C’est anodin en apparence cette affiche blanche sur laquelle les deux mots « mieux
vivre » sont inscrits et bien mis en évidence. Dans les principales artères de Douala, elle
figure en bonne place, accrochée au-dessus de la chaussée, placardée sur les
murs défraichis de la capitale économique du Cameroun. Nous sommes en période
électorale au pays du héros national Ruben Um Nyobé. En tout cas, tous ceux qui
font de la politique leur métier primaire, secondaire ou tertiaire diffusent leurs
idées au grand jour. Les visions, les projets et les bilans sont moins
visibles au demeurant. Il faut peut-être mieux chercher ou regarder ailleurs…
Un peu moins de deux cent députés et de nombreux maires et conseillers
municipaux seront choisis par des citoyens peu enthousiastes à l’idée de signer
un nouveau chèque en blanc à certains représentants qui atteindront rapidement
leurs objectifs. L’engouement pour les inscriptions sur les listes en a pâti. Le
retour sur investissement pour certains heureux élus sera bien vite conséquent.

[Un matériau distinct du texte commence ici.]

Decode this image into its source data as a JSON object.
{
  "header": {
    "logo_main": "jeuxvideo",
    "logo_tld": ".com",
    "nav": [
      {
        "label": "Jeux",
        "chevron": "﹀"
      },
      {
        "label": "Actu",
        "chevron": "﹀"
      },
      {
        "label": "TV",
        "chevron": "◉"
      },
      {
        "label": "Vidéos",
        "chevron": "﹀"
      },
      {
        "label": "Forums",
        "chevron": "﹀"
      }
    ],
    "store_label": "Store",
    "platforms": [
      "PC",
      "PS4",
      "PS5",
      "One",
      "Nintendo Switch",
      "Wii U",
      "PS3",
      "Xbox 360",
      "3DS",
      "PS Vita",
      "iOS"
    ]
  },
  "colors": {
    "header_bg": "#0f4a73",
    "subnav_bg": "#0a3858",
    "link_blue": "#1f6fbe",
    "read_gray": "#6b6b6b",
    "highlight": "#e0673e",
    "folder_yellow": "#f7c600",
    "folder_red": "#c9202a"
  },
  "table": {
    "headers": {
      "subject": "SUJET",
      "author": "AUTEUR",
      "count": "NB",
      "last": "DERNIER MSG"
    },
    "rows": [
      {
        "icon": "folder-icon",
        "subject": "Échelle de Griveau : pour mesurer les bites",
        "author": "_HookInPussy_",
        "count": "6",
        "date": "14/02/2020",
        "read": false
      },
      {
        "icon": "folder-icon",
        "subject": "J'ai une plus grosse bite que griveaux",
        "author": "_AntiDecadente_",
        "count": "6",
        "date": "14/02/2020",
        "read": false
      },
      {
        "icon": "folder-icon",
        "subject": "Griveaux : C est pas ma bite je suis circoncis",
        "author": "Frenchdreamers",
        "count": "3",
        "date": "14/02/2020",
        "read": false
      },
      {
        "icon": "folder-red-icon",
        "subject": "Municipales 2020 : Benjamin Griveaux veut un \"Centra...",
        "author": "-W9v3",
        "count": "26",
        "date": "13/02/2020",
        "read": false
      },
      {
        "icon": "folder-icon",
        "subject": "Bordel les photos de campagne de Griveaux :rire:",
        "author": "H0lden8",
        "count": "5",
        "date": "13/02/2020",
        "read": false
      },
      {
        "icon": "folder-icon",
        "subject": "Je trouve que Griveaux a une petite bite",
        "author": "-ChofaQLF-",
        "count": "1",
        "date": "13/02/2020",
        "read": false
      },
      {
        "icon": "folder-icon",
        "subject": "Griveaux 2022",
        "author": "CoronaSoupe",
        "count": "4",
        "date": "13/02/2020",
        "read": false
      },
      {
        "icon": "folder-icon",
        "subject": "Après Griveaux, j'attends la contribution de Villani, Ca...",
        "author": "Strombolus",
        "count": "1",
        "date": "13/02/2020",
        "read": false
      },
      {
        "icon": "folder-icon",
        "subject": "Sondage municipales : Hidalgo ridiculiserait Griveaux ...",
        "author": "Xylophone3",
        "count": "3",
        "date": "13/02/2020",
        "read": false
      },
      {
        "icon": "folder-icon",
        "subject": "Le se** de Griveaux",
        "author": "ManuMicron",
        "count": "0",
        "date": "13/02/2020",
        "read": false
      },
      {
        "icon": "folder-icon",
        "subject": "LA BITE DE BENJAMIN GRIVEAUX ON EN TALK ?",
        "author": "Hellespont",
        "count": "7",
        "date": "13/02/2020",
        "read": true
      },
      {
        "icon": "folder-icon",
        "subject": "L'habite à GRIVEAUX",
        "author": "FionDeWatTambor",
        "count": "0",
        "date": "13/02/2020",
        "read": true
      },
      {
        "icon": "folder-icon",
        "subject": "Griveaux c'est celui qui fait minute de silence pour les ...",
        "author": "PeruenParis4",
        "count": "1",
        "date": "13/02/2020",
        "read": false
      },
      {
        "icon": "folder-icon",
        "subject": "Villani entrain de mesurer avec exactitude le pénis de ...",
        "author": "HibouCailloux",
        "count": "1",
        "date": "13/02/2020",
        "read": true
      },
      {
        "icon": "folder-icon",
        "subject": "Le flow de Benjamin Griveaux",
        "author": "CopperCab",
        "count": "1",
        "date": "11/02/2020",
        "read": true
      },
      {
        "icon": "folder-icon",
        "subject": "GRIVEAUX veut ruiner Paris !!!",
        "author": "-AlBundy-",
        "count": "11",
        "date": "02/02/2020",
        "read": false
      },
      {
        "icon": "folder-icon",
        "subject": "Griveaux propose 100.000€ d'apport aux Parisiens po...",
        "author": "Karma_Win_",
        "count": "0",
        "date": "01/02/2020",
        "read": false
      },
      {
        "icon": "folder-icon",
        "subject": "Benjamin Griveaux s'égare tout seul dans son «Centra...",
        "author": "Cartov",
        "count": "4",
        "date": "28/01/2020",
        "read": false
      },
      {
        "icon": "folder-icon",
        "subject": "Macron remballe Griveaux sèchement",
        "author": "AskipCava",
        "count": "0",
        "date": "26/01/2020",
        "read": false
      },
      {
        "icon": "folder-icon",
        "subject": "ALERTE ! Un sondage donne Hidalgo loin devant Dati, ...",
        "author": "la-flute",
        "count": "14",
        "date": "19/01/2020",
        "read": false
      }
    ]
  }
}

La santé, l’éducation, la sécurité, la culture et le bien-être citoyen attendront
encore. Phénomène tout à fait étonnant, peu de conseillers et maires semblent
résider dans le même quartier, la même ville ou le même village que leurs électeurs,
mais la loi ne s’en préoccupant pas ; la légitimité attendra. Quant aux heureux
députés ; ils se retrouveront au Palais des verres et les plus zélés travailleront
parfois quand les exigences du sommeil voudront leur accorder un peu de répit.
Tout n’est pas noir pour autant ; l’affiche du mieux vivre est la
lumière blafarde qui chasse l’obscurantisme d’une république assoupie telle un
vieux sage recherchant les souvenirs éculés dans son regard vague, un après-midi
chaud de décembre. Autre avancée, la fraude n’est plus grossière et paradeuse,
elle est devenue une armée de l’ombre disciplinée dans la défense d’une culture
marquée longuement par les malversations. Tout devient d’un blanc relatif quand
on s’interroge sur le temps qu’il aura fallu pour concevoir ce thème du mieux
vivre ensemble qui semble tenir le haut du pavé chez les idéologues libéraux
communautaires de la capitale économique du Cameroun. C’est alors que revient
cette érudition idoine de Mathias Owona Nguini, « Au Cameroun, on ne
combat pas la pauvreté, mais on la gère ».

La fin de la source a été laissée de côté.